July 20, 2009


What was the Reform Party based on?

Mark Dyrholm, a candidate for the leadership of the Wildrose Alliance, was interviewed on the Adler show last week. As part of his response to a question on how he would "label" himself, Dyrholm said:
"If we look at what Albertans and western Canada supported for in the Reform Party days, that came out of a strong background of social conservatism."
The idea that Reform's founding was based on social conservatism is a common misconception about the party, which I have heard frequently from Eastern media types (which makes it rather odd that Dyrholm would fall for it). In fact, the issues and motivations that led to the Reform Party's founding were all about democratic reform (hence the name) and fiscal conservatism (balanced budgets, etc).

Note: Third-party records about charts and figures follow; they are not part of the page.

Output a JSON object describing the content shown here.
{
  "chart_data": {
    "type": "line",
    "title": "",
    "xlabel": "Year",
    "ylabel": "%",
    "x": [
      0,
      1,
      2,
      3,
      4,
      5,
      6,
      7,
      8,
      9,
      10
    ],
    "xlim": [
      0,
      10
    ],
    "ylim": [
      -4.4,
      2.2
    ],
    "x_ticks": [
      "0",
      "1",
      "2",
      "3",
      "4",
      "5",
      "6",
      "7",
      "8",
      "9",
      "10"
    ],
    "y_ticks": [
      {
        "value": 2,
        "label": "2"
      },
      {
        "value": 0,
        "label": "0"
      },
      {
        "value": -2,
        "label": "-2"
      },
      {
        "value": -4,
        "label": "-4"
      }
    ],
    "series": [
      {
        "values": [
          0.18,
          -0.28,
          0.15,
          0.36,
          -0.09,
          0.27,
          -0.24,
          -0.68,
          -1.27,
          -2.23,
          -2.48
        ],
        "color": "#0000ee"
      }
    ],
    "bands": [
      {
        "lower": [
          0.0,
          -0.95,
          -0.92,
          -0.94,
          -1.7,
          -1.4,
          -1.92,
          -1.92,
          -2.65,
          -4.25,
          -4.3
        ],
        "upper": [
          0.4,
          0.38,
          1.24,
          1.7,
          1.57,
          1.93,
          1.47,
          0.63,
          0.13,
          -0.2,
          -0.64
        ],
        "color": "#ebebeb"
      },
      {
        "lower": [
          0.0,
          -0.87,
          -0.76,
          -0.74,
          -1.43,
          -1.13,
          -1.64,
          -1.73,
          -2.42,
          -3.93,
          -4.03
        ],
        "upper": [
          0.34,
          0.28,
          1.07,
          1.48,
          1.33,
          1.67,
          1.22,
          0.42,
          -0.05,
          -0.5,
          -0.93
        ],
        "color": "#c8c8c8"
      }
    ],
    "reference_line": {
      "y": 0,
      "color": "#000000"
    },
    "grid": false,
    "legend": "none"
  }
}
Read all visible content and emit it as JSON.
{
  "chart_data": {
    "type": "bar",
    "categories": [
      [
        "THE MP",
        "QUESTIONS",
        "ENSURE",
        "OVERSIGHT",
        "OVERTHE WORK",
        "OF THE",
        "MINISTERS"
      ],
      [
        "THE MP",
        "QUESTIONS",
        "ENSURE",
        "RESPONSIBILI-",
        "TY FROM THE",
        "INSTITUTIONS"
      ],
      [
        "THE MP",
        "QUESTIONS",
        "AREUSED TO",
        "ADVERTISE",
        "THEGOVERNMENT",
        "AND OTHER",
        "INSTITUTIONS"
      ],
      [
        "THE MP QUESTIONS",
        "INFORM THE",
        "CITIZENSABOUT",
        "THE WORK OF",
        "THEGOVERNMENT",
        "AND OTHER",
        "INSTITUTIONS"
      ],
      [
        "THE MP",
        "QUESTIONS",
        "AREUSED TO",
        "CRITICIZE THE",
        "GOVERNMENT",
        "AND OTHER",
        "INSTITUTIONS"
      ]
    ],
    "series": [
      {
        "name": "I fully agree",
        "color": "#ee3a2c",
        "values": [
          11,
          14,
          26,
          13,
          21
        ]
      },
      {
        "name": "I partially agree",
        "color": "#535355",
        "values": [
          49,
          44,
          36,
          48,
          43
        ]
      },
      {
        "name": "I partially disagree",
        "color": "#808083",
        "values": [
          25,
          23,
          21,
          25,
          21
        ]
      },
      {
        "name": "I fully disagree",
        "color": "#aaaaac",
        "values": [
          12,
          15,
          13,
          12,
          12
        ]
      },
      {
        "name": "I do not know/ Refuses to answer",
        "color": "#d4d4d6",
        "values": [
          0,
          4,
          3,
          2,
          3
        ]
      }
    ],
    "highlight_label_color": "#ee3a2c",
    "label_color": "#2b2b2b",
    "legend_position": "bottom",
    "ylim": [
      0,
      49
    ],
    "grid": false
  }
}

In his book, Stephen Harper and the Future of Canada, William Johnson describes Reform's initial policies as follows:
To Harper's relief, the new party had taken a stand against the Meech Lake Accord and for a Triple-E Senate, for free trade with the United States, and for entrenching property rights in the Constitution of Canada.


[quoting John Weissenberger] And the reaction from the outside was just so vitriolic. There was a really vicious cartoon in the Free Press of Manning with bad pointy teeth and he carried one of those big marching drums, and the quote underneath was: 'Join Preston's thump for Jesus.' I was shocked, because religion wasn't even discussed at this meeting, it had nothing to do with what was discussed. I remember saying to Stephen, Were these guys even at the same meeting?
The social conservative element didn't develop until later, and even then, it was usually approached from a democratic reform angle. For example, Reform's policy on abortion was to have a national referendum to settle the issue.